Pourquoi une loi sur la gestion de la dette?

Primo, c’est une conditionnalité de ceux qui nous ont appuyés après le point d’achèvement de l’Initiative pays pauvres très endettés (Ippte) du Fonds monétaire international (Fmi). Il ne faut pas que nous retombions dans le cercle vicieux du surendettement. Comme c’était le cas dans les années antérieures. Donc, il faut assainir afin de pouvoir emprunter, dans la conformité de la politique macroéconomique du pays. L’approche maintenant avec ce projet de loi envoyé à l’assemblée nationale est de créer un cadre légal pour exprimer les besoins de financement et montrer leur nécessité, tout en respectant des seuils bien définis. [...] Vous savez, l’historique de notre dette, surtout extérieure, remonte aux années 70, à partir de notre indépendance en 1975. L’Etat a été obligé de se prendre en charge. Et dans ce contexte là, il y a eu des financements extérieurs venus pour financer les infrastructures de base sans qu’il y ait de garanties ou une stratégie pour gérer ces dettes là. Donc, nous sommes arrivés à un stade où tout a été surendetté. C’est-à-dire nous étions pris au cou, nous n’arrivions pas à savoir si les capacités financières de l’Etat étaient en mesure d’honorer ces dettes là. Ce qui fait qu’aux années 2005, le Fonds monétaire a eu une autre approche de la gestion de la dette, en disant qu’on ne fait que cibler les Omd (Objectifs du millénaire pour le développement).
Avec l’appui de la Banque mondiale, le Fonds est intervenu en donnant des conditionnalités. Et des programmes ont été crées à cet effet, notamment le programme Frpc, devenu Fec. Entre 2008, 2009, nous avons eu la chance de décrocher le programme, qui s’est achevé en 2012-2013. Et pour les trois ans, nous avons pu quand même suivre le rythme de réduction et le paiement de la dette qui étaient la priorité, ainsi que le paiement des salaires des fonctionnaires.


A combien s’élève notre dette publique aujourd’hui ?
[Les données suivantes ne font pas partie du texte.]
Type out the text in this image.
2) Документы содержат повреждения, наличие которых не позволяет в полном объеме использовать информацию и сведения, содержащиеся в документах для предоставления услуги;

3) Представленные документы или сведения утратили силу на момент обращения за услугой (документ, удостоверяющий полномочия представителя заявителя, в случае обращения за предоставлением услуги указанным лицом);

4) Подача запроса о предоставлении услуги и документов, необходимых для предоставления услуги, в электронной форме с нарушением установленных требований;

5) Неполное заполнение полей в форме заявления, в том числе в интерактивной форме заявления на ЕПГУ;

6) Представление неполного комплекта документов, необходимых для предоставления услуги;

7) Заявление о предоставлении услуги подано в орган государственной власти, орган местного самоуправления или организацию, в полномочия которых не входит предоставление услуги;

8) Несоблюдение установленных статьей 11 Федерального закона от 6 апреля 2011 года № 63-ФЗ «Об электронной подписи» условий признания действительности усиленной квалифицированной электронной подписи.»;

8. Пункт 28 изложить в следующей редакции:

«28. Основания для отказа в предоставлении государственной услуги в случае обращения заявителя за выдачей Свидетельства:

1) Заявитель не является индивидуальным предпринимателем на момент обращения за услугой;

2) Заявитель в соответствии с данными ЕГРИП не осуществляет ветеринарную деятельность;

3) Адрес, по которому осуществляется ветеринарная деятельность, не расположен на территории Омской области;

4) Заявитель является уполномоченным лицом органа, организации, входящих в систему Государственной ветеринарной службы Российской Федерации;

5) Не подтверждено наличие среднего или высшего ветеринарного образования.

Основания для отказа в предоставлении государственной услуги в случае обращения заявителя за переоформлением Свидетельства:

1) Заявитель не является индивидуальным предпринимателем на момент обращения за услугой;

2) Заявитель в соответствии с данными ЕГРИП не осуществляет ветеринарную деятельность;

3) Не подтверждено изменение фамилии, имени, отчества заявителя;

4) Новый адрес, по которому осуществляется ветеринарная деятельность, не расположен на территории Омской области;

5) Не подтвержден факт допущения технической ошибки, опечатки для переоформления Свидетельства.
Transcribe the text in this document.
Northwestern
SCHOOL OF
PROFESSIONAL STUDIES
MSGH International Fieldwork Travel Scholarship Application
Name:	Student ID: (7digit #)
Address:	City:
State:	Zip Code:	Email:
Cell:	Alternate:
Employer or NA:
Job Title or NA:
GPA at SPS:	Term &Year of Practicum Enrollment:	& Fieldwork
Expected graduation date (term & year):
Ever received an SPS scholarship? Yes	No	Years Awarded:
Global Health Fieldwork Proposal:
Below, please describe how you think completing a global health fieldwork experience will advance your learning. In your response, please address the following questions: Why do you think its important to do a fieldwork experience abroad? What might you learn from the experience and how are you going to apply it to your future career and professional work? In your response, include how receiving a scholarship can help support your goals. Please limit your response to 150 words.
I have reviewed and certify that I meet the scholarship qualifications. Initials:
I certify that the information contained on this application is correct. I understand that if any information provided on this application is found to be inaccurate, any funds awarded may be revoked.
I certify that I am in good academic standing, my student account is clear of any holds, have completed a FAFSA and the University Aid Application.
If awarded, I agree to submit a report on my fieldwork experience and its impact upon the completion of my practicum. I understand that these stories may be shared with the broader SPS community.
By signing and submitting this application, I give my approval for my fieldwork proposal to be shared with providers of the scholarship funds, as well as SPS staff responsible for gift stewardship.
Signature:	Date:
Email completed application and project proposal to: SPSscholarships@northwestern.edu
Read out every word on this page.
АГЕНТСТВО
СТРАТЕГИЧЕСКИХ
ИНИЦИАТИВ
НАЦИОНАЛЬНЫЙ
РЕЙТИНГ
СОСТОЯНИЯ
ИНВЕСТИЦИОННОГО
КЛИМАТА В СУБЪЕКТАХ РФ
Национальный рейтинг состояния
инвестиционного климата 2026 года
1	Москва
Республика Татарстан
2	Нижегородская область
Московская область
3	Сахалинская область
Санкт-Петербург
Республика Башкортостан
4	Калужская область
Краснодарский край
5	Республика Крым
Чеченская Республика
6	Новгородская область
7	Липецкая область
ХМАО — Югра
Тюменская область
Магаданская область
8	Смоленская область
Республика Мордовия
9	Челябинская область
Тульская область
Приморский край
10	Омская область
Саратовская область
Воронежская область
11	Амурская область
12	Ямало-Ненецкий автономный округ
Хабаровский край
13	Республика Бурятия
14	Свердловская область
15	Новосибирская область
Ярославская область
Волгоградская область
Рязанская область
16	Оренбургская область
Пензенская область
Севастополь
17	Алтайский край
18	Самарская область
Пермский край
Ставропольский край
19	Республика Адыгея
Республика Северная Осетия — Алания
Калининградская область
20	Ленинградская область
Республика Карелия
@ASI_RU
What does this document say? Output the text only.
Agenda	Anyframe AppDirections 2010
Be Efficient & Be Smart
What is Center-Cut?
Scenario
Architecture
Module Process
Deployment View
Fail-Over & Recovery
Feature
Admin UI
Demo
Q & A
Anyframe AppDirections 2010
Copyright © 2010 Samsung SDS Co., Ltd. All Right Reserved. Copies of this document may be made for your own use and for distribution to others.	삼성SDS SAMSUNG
Le stock de notre dette extérieure, latérale et multilatérale, est évalué à 41 milliards de francs, au sortir du programme Initiative pays pauvres très endettés du Fonds monétaire en 2013. Ce stock était de l’ordre de 95 milliards de francs en 2009, c’est-à-dire avant la fin du programme. Donc le point d’achèvement de ladite initiative a permis d’éponger jusqu’à 50% de notre dette extérieure. La partie non épongée lors de l’accession des Comores au point d’achèvement, ce sont les dettes dites commerciales et autres n’entrant pas dans le volet de financement du développement des infrastructures de base. Et les dettes des autres bailleurs non membres du club de Paris, comme la Banque islamique de développement, le Fonds saoudien ou d’Abu-Dhabi, Koweït et Maurice.
Pour ce qui est de la dette intérieure. On parle de dette au sens juridique du terme, s’il y a contrat de prestation de service ou autre entre deux parties. Nous ne pouvons pas parler de dette intérieure, car il n’y pas eu de contrat. Sinon, il y a eu des états d’arriérés. Il y a des arriérés intérieures mais pas de dette intérieure.
On dit arriérés parce que nous savons qu’il y a un stock d’arriérés de salaires des fonctionnaires, qui datent d’une période à une autre. Mais il n’y a jamais eu de contrat de prestations, en tout cas pas à la connaissance des autorités habilitées à établir ces contrats. S’il y a eu des prestations de services faits à l’Etat, mais nous n’avons pas eu le temps matériel de nous asseoir pour vérifier si le service a été rendu ou non.
Il y a eu en 2010 un rapport d’audit des arriérés intérieurs de l’Etat, initié par l’Union européenne, qui avait révélé des arrièrés d’un montant d’environ 8 milliards de francs.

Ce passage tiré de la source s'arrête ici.